Pukul sembilan pagi setelah suamimu sadar. Ia mengurus kepulanganmu di bagian administrasi rumah sakit, sementara aku dan Hasyim mengurus kepulanganmu di bandara. Pilu rasanya, melihat wajah orang yang dikasihi tak bernyawa, lebih haru lagi melihat kesedihan pada wajah suami kekasih hati, yang sekaligus adalah sahabat kita.
Langit Jerman pagi itu terasa bermuram durja, tetes saljunya menyentuh bumi dengan lembutnya. Di kanan-kiri jalan butir-butir itu menggunduk, jalan-jalanpun ditutupi butiran putih selembut kematian yang menghampiri jiwa-jiwa penuh cinta itu.
Setelah semua urusan administrasi beres. Besoknya, tepat pukul 13.00 waktu Hamburg, jenazah Zayya diterbangkan ke Indonesia. Aku, Arif dan Hasyim menahan duka dalam diam, tertunduk lesu didalam pesawat. Arak-arakan awan di ketinggian ini terasa teduh, terasa semua awan itu tertunduk hormat kepada pesawat yang membawa jenasah Zayya itu.
***
Dikebumikan. Sehari selepas kepulangan Zayya ke tanah air, tibalah hari untuk mengebumikan jenazahnya di pemakaman. Suasana haru menyelimuti rumah megah di jalan bangsa Pekalongan. Bendera kuning menceritakan apa yang tengah terjadi di dalam rumah kepada setiap orang yang melewatinya.

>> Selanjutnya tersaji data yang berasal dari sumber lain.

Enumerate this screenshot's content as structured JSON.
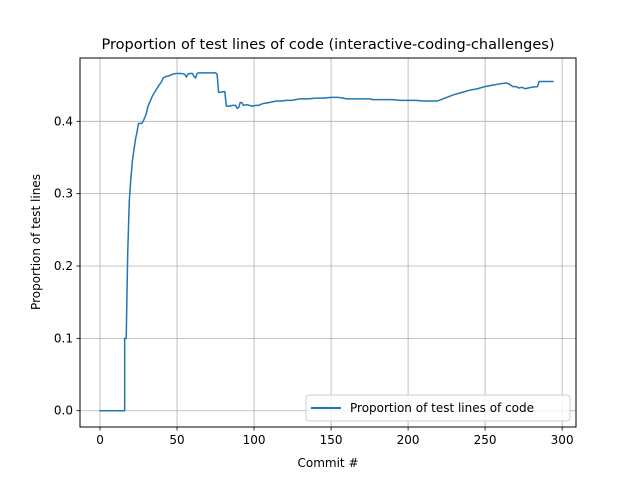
{
  "chart_data": {
    "type": "line",
    "title": "Proportion of test lines of code (interactive-coding-challenges)",
    "xlabel": "Commit #",
    "ylabel": "Proportion of test lines",
    "xlim": [
      -13,
      309
    ],
    "ylim": [
      -0.0225,
      0.4875
    ],
    "xticks": [
      0,
      50,
      100,
      150,
      200,
      250,
      300
    ],
    "yticks": [
      0.0,
      0.1,
      0.2,
      0.3,
      0.4
    ],
    "ytick_labels": [
      "0.0",
      "0.1",
      "0.2",
      "0.3",
      "0.4"
    ],
    "grid": true,
    "legend_position": "lower-right",
    "series": [
      {
        "name": "Proportion of test lines of code",
        "color": "#1f77b4",
        "points": [
          [
            0,
            0.0
          ],
          [
            16,
            0.0
          ],
          [
            16,
            0.1
          ],
          [
            17,
            0.1
          ],
          [
            18,
            0.22
          ],
          [
            19,
            0.29
          ],
          [
            20,
            0.32
          ],
          [
            21,
            0.345
          ],
          [
            22,
            0.36
          ],
          [
            23,
            0.375
          ],
          [
            24,
            0.385
          ],
          [
            25,
            0.397
          ],
          [
            27,
            0.397
          ],
          [
            28,
            0.4
          ],
          [
            30,
            0.41
          ],
          [
            31,
            0.42
          ],
          [
            32,
            0.425
          ],
          [
            34,
            0.435
          ],
          [
            36,
            0.442
          ],
          [
            38,
            0.449
          ],
          [
            40,
            0.455
          ],
          [
            41,
            0.46
          ],
          [
            43,
            0.462
          ],
          [
            45,
            0.463
          ],
          [
            47,
            0.465
          ],
          [
            49,
            0.466
          ],
          [
            51,
            0.466
          ],
          [
            53,
            0.466
          ],
          [
            55,
            0.465
          ],
          [
            56,
            0.461
          ],
          [
            57,
            0.465
          ],
          [
            58,
            0.466
          ],
          [
            60,
            0.466
          ],
          [
            61,
            0.462
          ],
          [
            62,
            0.46
          ],
          [
            63,
            0.466
          ],
          [
            64,
            0.467
          ],
          [
            66,
            0.467
          ],
          [
            75,
            0.467
          ],
          [
            76,
            0.465
          ],
          [
            77,
            0.44
          ],
          [
            78,
            0.44
          ],
          [
            80,
            0.441
          ],
          [
            81,
            0.441
          ],
          [
            82,
            0.421
          ],
          [
            84,
            0.421
          ],
          [
            86,
            0.422
          ],
          [
            88,
            0.422
          ],
          [
            89,
            0.418
          ],
          [
            90,
            0.419
          ],
          [
            91,
            0.426
          ],
          [
            92,
            0.426
          ],
          [
            93,
            0.422
          ],
          [
            95,
            0.423
          ],
          [
            97,
            0.422
          ],
          [
            99,
            0.421
          ],
          [
            101,
            0.422
          ],
          [
            103,
            0.422
          ],
          [
            105,
            0.424
          ],
          [
            107,
            0.425
          ],
          [
            110,
            0.426
          ],
          [
            112,
            0.427
          ],
          [
            115,
            0.428
          ],
          [
            118,
            0.428
          ],
          [
            121,
            0.429
          ],
          [
            124,
            0.429
          ],
          [
            127,
            0.43
          ],
          [
            130,
            0.431
          ],
          [
            135,
            0.431
          ],
          [
            140,
            0.432
          ],
          [
            145,
            0.432
          ],
          [
            150,
            0.433
          ],
          [
            155,
            0.433
          ],
          [
            158,
            0.432
          ],
          [
            160,
            0.431
          ],
          [
            165,
            0.431
          ],
          [
            170,
            0.431
          ],
          [
            175,
            0.431
          ],
          [
            177,
            0.43
          ],
          [
            180,
            0.43
          ],
          [
            185,
            0.43
          ],
          [
            190,
            0.43
          ],
          [
            195,
            0.429
          ],
          [
            200,
            0.429
          ],
          [
            205,
            0.429
          ],
          [
            210,
            0.428
          ],
          [
            215,
            0.428
          ],
          [
            219,
            0.428
          ],
          [
            225,
            0.433
          ],
          [
            230,
            0.437
          ],
          [
            235,
            0.44
          ],
          [
            240,
            0.443
          ],
          [
            245,
            0.445
          ],
          [
            250,
            0.448
          ],
          [
            255,
            0.45
          ],
          [
            260,
            0.452
          ],
          [
            264,
            0.453
          ],
          [
            266,
            0.451
          ],
          [
            268,
            0.448
          ],
          [
            270,
            0.448
          ],
          [
            272,
            0.446
          ],
          [
            274,
            0.447
          ],
          [
            276,
            0.445
          ],
          [
            278,
            0.446
          ],
          [
            280,
            0.447
          ],
          [
            284,
            0.448
          ],
          [
            285,
            0.455
          ],
          [
            290,
            0.455
          ],
          [
            294,
            0.455
          ]
        ]
      }
    ]
  }
}
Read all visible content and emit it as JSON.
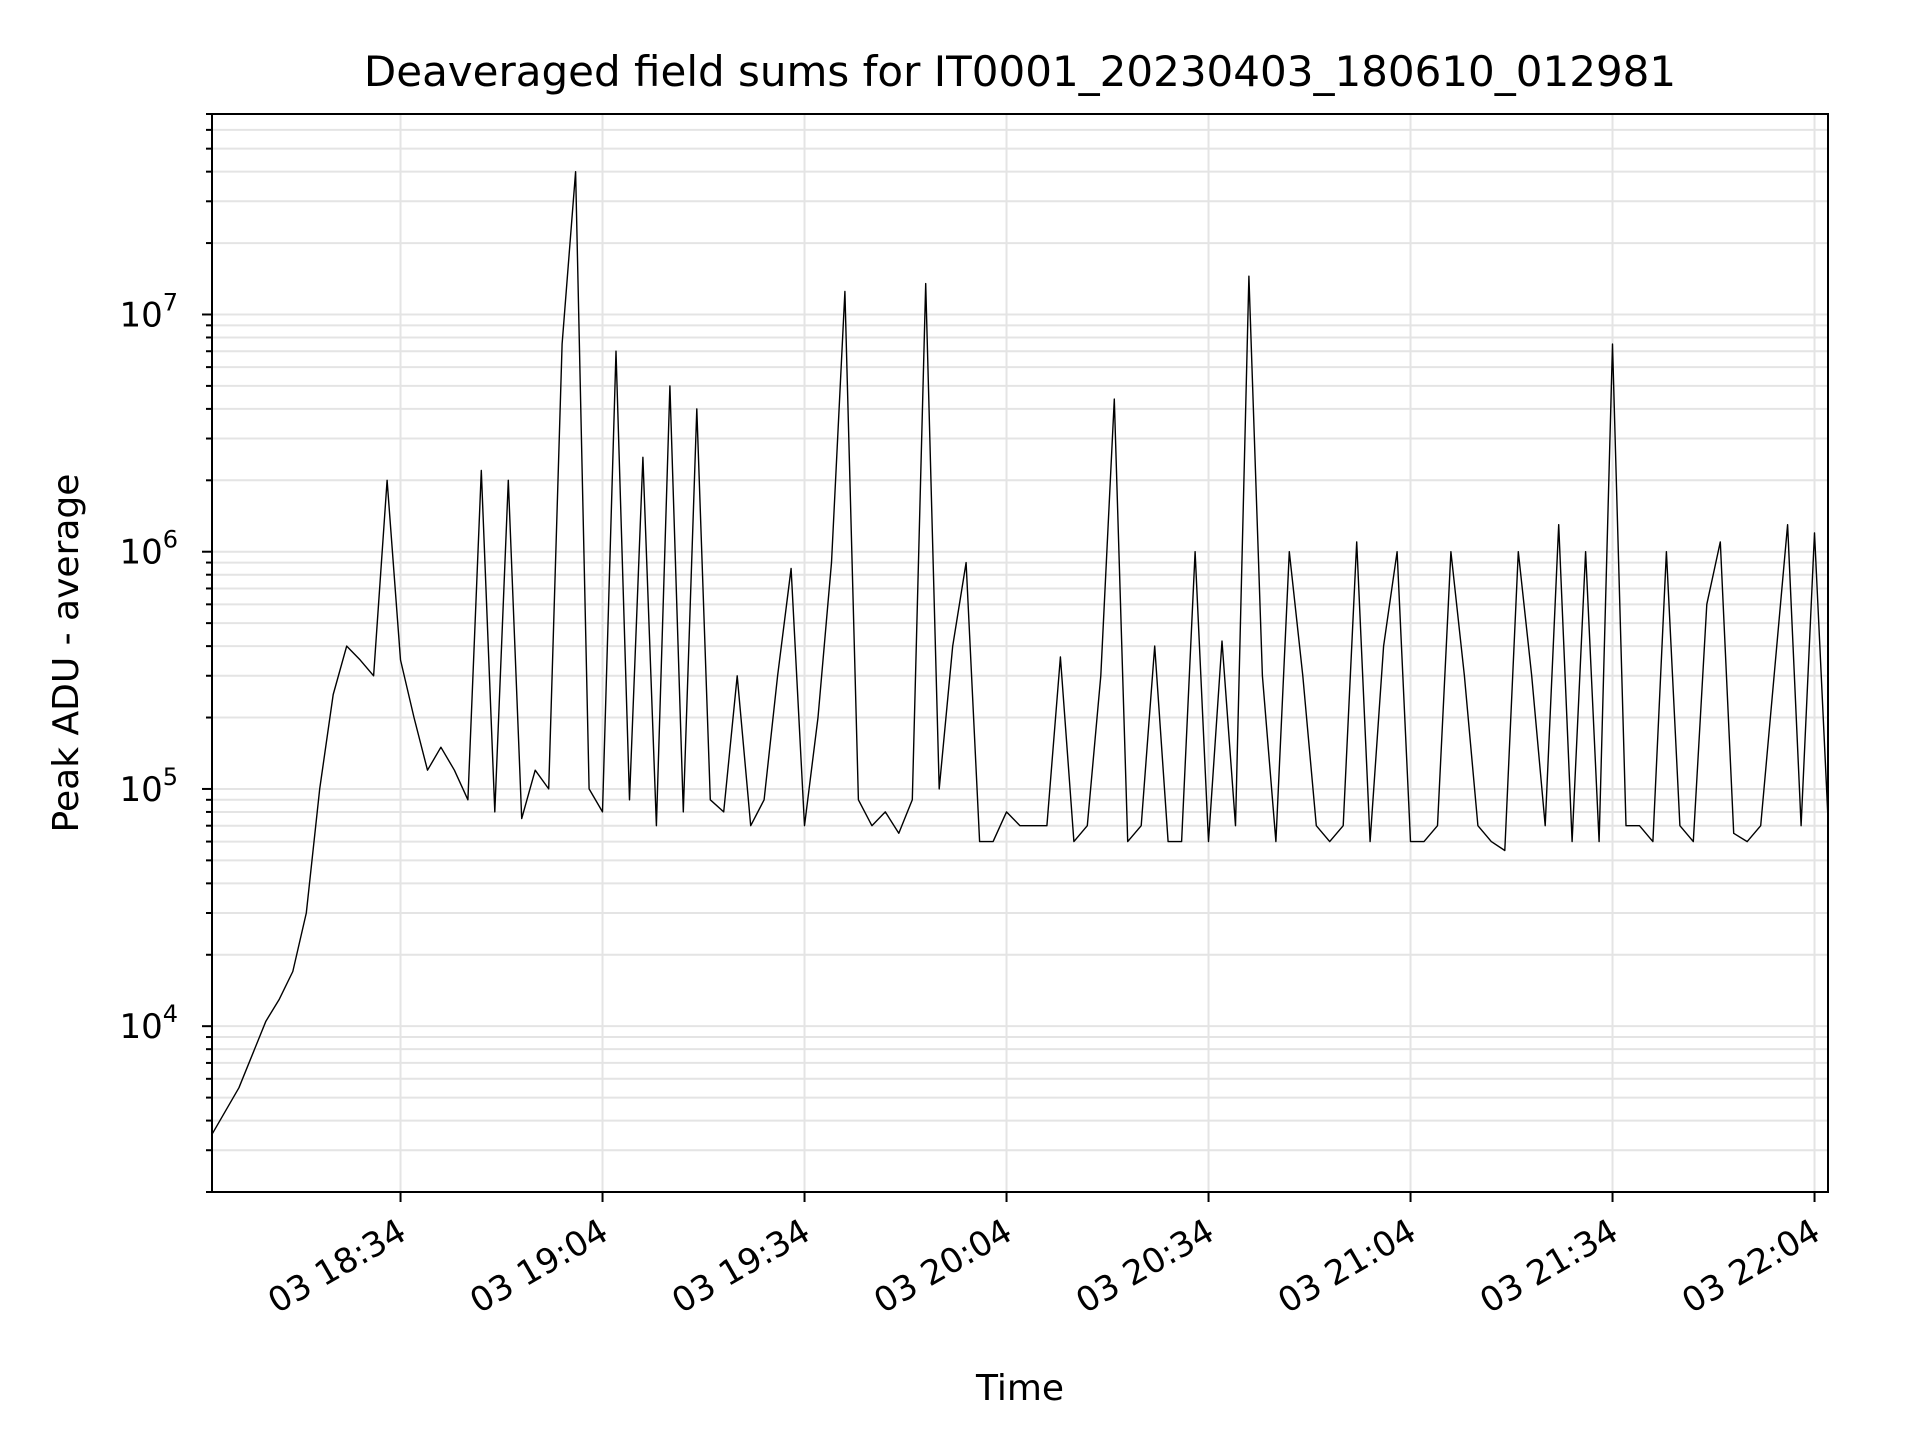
{
  "chart_data": {
    "type": "line",
    "title": "Deaveraged field sums for IT0001_20230403_180610_012981",
    "xlabel": "Time",
    "ylabel": "Peak ADU - average",
    "y_scale": "log",
    "grid": "on (major and minor)",
    "x_range": [
      "03 18:06",
      "03 22:06"
    ],
    "ylim": [
      2000,
      70000000
    ],
    "x_ticks": [
      "03 18:34",
      "03 19:04",
      "03 19:34",
      "03 20:04",
      "03 20:34",
      "03 21:04",
      "03 21:34",
      "03 22:04"
    ],
    "y_ticks": [
      {
        "base": "10",
        "exp": "4",
        "value": 10000
      },
      {
        "base": "10",
        "exp": "5",
        "value": 100000
      },
      {
        "base": "10",
        "exp": "6",
        "value": 1000000
      },
      {
        "base": "10",
        "exp": "7",
        "value": 10000000
      }
    ],
    "series": [
      {
        "color": "#000000",
        "x": [
          "03 18:06",
          "03 18:10",
          "03 18:14",
          "03 18:16",
          "03 18:18",
          "03 18:20",
          "03 18:22",
          "03 18:24",
          "03 18:26",
          "03 18:28",
          "03 18:30",
          "03 18:32",
          "03 18:34",
          "03 18:36",
          "03 18:38",
          "03 18:40",
          "03 18:42",
          "03 18:44",
          "03 18:46",
          "03 18:48",
          "03 18:50",
          "03 18:52",
          "03 18:54",
          "03 18:56",
          "03 18:58",
          "03 19:00",
          "03 19:02",
          "03 19:04",
          "03 19:06",
          "03 19:08",
          "03 19:10",
          "03 19:12",
          "03 19:14",
          "03 19:16",
          "03 19:18",
          "03 19:20",
          "03 19:22",
          "03 19:24",
          "03 19:26",
          "03 19:28",
          "03 19:30",
          "03 19:32",
          "03 19:34",
          "03 19:36",
          "03 19:38",
          "03 19:40",
          "03 19:42",
          "03 19:44",
          "03 19:46",
          "03 19:48",
          "03 19:50",
          "03 19:52",
          "03 19:54",
          "03 19:56",
          "03 19:58",
          "03 20:00",
          "03 20:02",
          "03 20:04",
          "03 20:06",
          "03 20:08",
          "03 20:10",
          "03 20:12",
          "03 20:14",
          "03 20:16",
          "03 20:18",
          "03 20:20",
          "03 20:22",
          "03 20:24",
          "03 20:26",
          "03 20:28",
          "03 20:30",
          "03 20:32",
          "03 20:34",
          "03 20:36",
          "03 20:38",
          "03 20:40",
          "03 20:42",
          "03 20:44",
          "03 20:46",
          "03 20:48",
          "03 20:50",
          "03 20:52",
          "03 20:54",
          "03 20:56",
          "03 20:58",
          "03 21:00",
          "03 21:02",
          "03 21:04",
          "03 21:06",
          "03 21:08",
          "03 21:10",
          "03 21:12",
          "03 21:14",
          "03 21:16",
          "03 21:18",
          "03 21:20",
          "03 21:22",
          "03 21:24",
          "03 21:26",
          "03 21:28",
          "03 21:30",
          "03 21:32",
          "03 21:34",
          "03 21:36",
          "03 21:38",
          "03 21:40",
          "03 21:42",
          "03 21:44",
          "03 21:46",
          "03 21:48",
          "03 21:50",
          "03 21:52",
          "03 21:54",
          "03 21:56",
          "03 21:58",
          "03 22:00",
          "03 22:02",
          "03 22:04",
          "03 22:06"
        ],
        "y": [
          3500,
          5500,
          10500,
          13000,
          17000,
          30000,
          100000,
          250000,
          400000,
          350000,
          300000,
          2000000,
          350000,
          200000,
          120000,
          150000,
          120000,
          90000,
          2200000,
          80000,
          2000000,
          75000,
          120000,
          100000,
          7500000,
          40000000,
          100000,
          80000,
          7000000,
          90000,
          2500000,
          70000,
          5000000,
          80000,
          4000000,
          90000,
          80000,
          300000,
          70000,
          90000,
          300000,
          850000,
          70000,
          200000,
          900000,
          12500000,
          90000,
          70000,
          80000,
          65000,
          90000,
          13500000,
          100000,
          400000,
          900000,
          60000,
          60000,
          80000,
          70000,
          70000,
          70000,
          360000,
          60000,
          70000,
          300000,
          4400000,
          60000,
          70000,
          400000,
          60000,
          60000,
          1000000,
          60000,
          420000,
          70000,
          14500000,
          300000,
          60000,
          1000000,
          300000,
          70000,
          60000,
          70000,
          1100000,
          60000,
          400000,
          1000000,
          60000,
          60000,
          70000,
          1000000,
          300000,
          70000,
          60000,
          55000,
          1000000,
          300000,
          70000,
          1300000,
          60000,
          1000000,
          60000,
          7500000,
          70000,
          70000,
          60000,
          1000000,
          70000,
          60000,
          600000,
          1100000,
          65000,
          60000,
          70000,
          300000,
          1300000,
          70000,
          1200000,
          75000
        ]
      }
    ]
  }
}
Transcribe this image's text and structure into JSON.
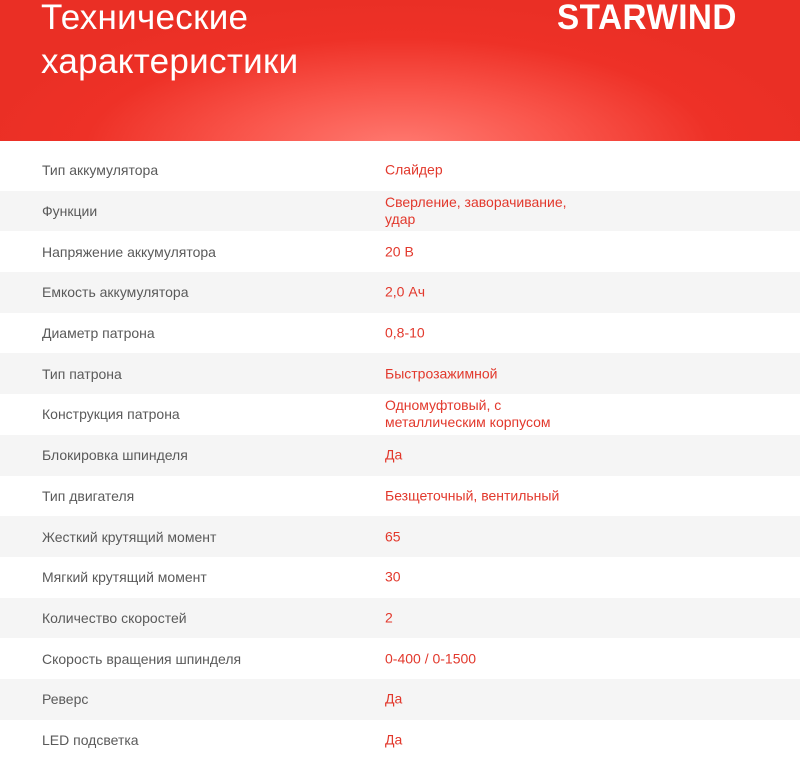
{
  "header": {
    "title_line1": "Технические",
    "title_line2": "характеристики",
    "brand": "STARWIND",
    "accent_color": "#ee3127"
  },
  "specs": [
    {
      "label": "Тип аккумулятора",
      "value": "Слайдер"
    },
    {
      "label": "Функции",
      "value": "Сверление, заворачивание, удар"
    },
    {
      "label": "Напряжение аккумулятора",
      "value": "20 В"
    },
    {
      "label": "Емкость аккумулятора",
      "value": "2,0 Ач"
    },
    {
      "label": "Диаметр патрона",
      "value": "0,8-10"
    },
    {
      "label": "Тип патрона",
      "value": "Быстрозажимной"
    },
    {
      "label": "Конструкция патрона",
      "value": "Одномуфтовый, с металлическим корпусом"
    },
    {
      "label": "Блокировка шпинделя",
      "value": "Да"
    },
    {
      "label": "Тип двигателя",
      "value": "Безщеточный, вентильный"
    },
    {
      "label": "Жесткий крутящий момент",
      "value": "65"
    },
    {
      "label": "Мягкий крутящий момент",
      "value": "30"
    },
    {
      "label": "Количество скоростей",
      "value": "2"
    },
    {
      "label": "Скорость вращения шпинделя",
      "value": "0-400 / 0-1500"
    },
    {
      "label": "Реверс",
      "value": "Да"
    },
    {
      "label": "LED подсветка",
      "value": "Да"
    }
  ]
}
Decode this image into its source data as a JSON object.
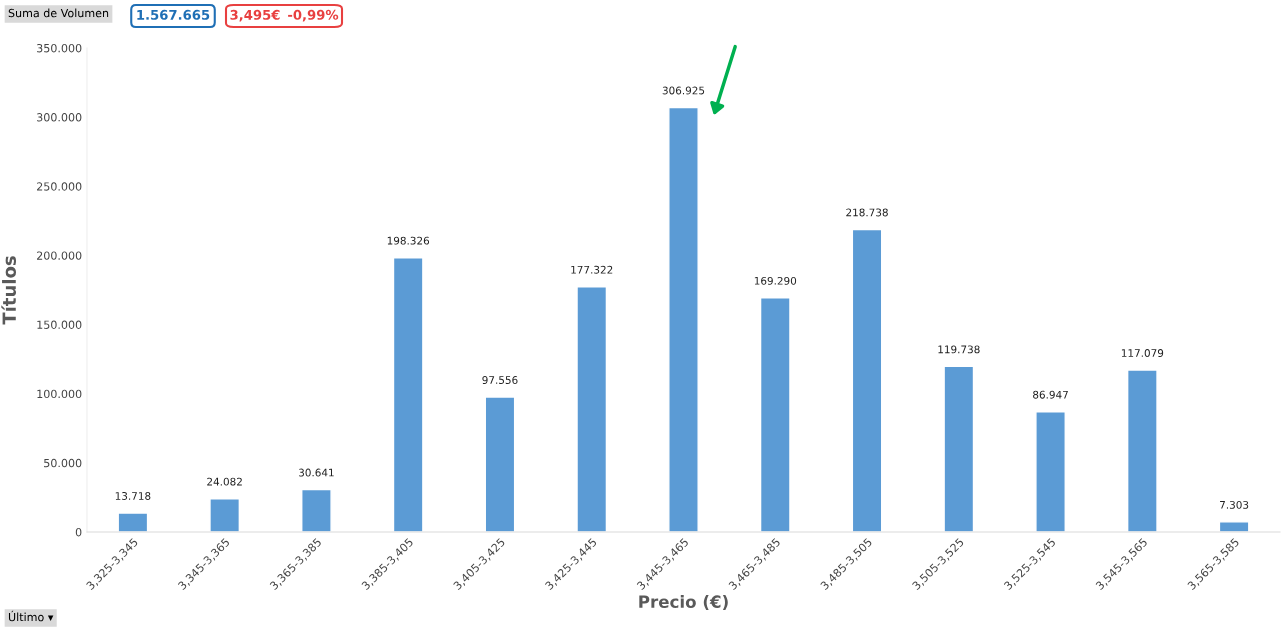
{
  "chart_data": {
    "type": "bar",
    "xlabel": "Precio (€)",
    "ylabel": "Títulos",
    "categories": [
      "3,325-3,345",
      "3,345-3,365",
      "3,365-3,385",
      "3,385-3,405",
      "3,405-3,425",
      "3,425-3,445",
      "3,445-3,465",
      "3,465-3,485",
      "3,485-3,505",
      "3,505-3,525",
      "3,525-3,545",
      "3,545-3,565",
      "3,565-3,585"
    ],
    "values": [
      13718,
      24082,
      30641,
      198326,
      97556,
      177322,
      306925,
      169290,
      218738,
      119738,
      86947,
      117079,
      7303
    ],
    "value_labels": [
      "13.718",
      "24.082",
      "30.641",
      "198.326",
      "97.556",
      "177.322",
      "306.925",
      "169.290",
      "218.738",
      "119.738",
      "86.947",
      "117.079",
      "7.303"
    ],
    "color": "#5b9bd5",
    "ylim": [
      0,
      350000
    ],
    "yticks": [
      0,
      {
        "value": 50000,
        "label": "50.000"
      },
      {
        "value": 100000,
        "label": "100.000"
      },
      {
        "value": 150000,
        "label": "150.000"
      },
      {
        "value": 200000,
        "label": "200.000"
      },
      {
        "value": 250000,
        "label": "250.000"
      },
      {
        "value": 300000,
        "label": "300.000"
      },
      {
        "value": 350000,
        "label": "350.000"
      }
    ],
    "grid": false,
    "annotations": [
      "Suma de Volumen",
      "1.567.665",
      "3,495€",
      "-0,99%",
      "Último ▾"
    ]
  }
}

Zayya telah berpulang meninggalkan suami, ayah-ibu dan kekasih hatinya. Benarkah Rido kekasih hatinya?
Dipemakaman, jenasah Zayya dikebumikan dengan suasana khusyuk dan haru. Terlihat para sahabat, sanak saudara dan kawan-kawan semasa kuliah datang bertakziah. Setelah prosesi pemakaman usai, semua orang melangkah pulang; hanya menyisakkan seorang yang sedari sepinya pemakaman berbicara pada nisan. Rido berbicara sendiri mengisahkan semuanya kepada Zayya. Mengisahkan semua kejadian semenjak dua tahun lalu kepada batu nisan yang membisu. Batu nisan yang tak dapat menjawabi apapun yang dikatakan Rido. Nisan yang tidak mampu menangisi sesedih apapun yang dikisahkan oleh Rido.
Angin sore menggoyangkan pohon ringin besar ditengah makam, mengguguri Rido dengan dedaunnya; yang masih saja berbicara sendiri menceritakan semua kisah itu pada makam Zayya.
“Za, sekarang kau sudah meninggalkanku, suamimu, dan semua orang yang mencintaimu. Kau telah kembali kepada Cinta Za. Semoga kau selalu bahagia disisiNya. Aamiin...” Ucap Rido setelah semua curahan kisahnya diceritakan kepada nisan kekasihnya, sesaat sebelum Rido melangkahkan kaki pergi meninggalkan sendirian makam Zayya, kekasih hatinya.
Siapa yang tahu, diluar makam yang sepi, seorang wanita dengan setia menunggui Rido yang sedari tadi berbicara dengan nisan Zayya. Wanita itu berkerudung lipat, ujung-ujung bajunya tergerai oleh angin yang berembus dari utara pemakaman. Wajahnya bundar, tatapannya tajam, senyumnya adalah simponi keindahan, dialahNur Rahmah.